Unfortunately, my schedule did not allow me to make it to the presentation of the data regarding vitamin D and breast cancer, but you can read more about that study here.

Related Posts:
Vitamin D and Breast Cancer
Osteosarcoma Symposium in Houston
Children's Oncology Group Meeting
Medicine from the Sea

4 comments:

Anonymous said...

I lost my 4 year-old son, to fusion-negative, ARMS three years ago. I did not know that his tumor was fusion negative until I met with Dr. Barr about raising funds for his research. You know, to us, parents, we don't really care what you call it. We just know that our kids have a terrible cancer and that no one knows how to stop it. We just want to save our kids. I hope this finding will help in some way.
I can't help but be cynical - but great, you're gonna rename it according to a different set of criteria. Is that gonna bring my son back or save others?????

Doctor David said...

I'm so sorry that you lost your son to this horrid disease.
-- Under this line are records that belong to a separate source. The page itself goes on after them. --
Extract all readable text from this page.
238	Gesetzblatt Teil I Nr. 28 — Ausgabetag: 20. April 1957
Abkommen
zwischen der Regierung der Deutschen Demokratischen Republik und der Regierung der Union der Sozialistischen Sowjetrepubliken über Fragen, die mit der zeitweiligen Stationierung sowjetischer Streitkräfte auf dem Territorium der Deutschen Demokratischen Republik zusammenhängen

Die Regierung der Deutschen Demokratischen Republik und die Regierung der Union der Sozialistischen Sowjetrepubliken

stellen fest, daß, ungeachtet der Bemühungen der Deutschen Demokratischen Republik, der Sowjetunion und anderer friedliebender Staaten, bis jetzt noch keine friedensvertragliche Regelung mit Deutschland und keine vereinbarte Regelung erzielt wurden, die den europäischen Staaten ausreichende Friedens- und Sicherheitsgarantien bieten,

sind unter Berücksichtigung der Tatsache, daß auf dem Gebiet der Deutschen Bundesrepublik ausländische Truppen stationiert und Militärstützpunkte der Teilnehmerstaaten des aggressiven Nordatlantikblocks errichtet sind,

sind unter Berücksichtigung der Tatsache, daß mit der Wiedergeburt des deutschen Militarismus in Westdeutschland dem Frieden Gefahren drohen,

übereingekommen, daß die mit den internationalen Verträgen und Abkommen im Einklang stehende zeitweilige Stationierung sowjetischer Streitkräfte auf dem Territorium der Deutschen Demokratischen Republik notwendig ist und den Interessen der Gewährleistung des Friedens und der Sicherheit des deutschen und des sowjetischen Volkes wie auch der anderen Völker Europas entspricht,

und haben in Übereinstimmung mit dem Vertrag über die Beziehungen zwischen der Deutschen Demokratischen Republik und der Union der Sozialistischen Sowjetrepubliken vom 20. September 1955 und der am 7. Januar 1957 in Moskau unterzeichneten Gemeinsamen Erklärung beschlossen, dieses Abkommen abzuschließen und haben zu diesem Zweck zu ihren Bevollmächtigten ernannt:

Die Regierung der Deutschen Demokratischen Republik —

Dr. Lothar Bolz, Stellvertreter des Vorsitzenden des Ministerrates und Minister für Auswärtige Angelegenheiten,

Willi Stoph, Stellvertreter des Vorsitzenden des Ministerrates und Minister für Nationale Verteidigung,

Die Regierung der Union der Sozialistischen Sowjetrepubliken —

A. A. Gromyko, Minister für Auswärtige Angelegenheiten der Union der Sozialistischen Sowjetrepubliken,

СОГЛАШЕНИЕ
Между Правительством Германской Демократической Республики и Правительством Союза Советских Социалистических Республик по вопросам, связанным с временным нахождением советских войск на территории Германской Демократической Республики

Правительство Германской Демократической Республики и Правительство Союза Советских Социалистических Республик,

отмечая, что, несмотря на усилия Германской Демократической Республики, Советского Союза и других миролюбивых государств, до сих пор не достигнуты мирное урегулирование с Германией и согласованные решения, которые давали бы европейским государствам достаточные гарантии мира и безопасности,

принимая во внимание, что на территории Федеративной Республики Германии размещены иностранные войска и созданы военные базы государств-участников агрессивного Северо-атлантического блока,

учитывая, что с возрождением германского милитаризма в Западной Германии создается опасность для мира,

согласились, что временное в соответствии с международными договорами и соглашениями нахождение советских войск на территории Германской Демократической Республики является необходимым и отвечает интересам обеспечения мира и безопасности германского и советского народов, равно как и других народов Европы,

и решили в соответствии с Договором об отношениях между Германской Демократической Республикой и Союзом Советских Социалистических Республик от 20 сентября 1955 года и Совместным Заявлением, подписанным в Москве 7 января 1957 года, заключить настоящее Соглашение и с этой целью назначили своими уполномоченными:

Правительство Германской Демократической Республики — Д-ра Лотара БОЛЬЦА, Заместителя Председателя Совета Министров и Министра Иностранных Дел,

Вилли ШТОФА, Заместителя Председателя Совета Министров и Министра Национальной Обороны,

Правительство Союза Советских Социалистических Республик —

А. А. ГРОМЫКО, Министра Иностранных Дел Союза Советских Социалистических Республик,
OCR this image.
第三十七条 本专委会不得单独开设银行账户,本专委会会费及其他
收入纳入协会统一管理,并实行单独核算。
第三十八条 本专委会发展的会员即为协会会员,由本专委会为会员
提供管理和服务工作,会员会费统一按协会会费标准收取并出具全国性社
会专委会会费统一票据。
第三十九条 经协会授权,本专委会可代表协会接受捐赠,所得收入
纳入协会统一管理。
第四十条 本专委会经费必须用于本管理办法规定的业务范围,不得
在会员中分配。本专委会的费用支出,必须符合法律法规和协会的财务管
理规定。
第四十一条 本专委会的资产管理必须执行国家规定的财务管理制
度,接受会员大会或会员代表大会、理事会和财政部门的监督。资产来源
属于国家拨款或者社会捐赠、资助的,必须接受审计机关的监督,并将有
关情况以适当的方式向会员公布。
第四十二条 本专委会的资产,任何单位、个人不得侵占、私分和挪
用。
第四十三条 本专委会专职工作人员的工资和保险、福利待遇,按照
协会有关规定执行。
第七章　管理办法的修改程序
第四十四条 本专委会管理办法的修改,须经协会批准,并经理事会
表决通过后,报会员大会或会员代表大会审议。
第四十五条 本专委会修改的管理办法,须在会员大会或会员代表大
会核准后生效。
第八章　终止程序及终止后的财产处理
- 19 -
You are absolutely right, renaming the disease won't bring your son back. Our hope, though, is that new insights into the biology of RMS might, in fact, help other children in the future. As we learn more about the basic biology of these tumors, we should be able to develop treatments that work differently for different sarcoma diagnoses. Understanding more about the differences between fusion-positive and fusion negative alveolar RMS should one day lead to better treatments. It is that hope, along with our shared anger at this terrible cancer, that drives us to keep trying to do a better job treating children like your son, so that one day no one will have to face what you went through.

Anonymous said...

Hi

Everyone knows about cancer.Cancer is a very dangerous deciease in past and whose are effective in the case of cancer people says he is to near death.

But now many doctor and scientist are research of cancer.They are successful in this research.Now cancer is not a special dicease, it is a normal dicease,"just like temprature.

Anonymous said...

My 5 year old son, Arthur BALCAR-SMITH is fighting Fusion Negative RMS for the third time in 5 years.

He is 8 months into his third year-long COG trial / protocol and in otherwise perfect health like his siblings.

After 5 year, I have never received a questionaire or a blood test and any observation(ie; two children with RMS in a public school of 350 children)is ignored along with any question of cause (ie; Grandfather 40 years Chemical Engineer).

We have banked his tumours with COG for future research. However, no one appear interested in anything other than discussing new RMS classifications, altering definitions and generating lower and lower standards of published papers and research on RMS appear to involve a race between rival lab's as to who can poison or xeno-graft the most rats.

This is not a personal attack, Arthur lost his last "RMS4" Relapse friend this week.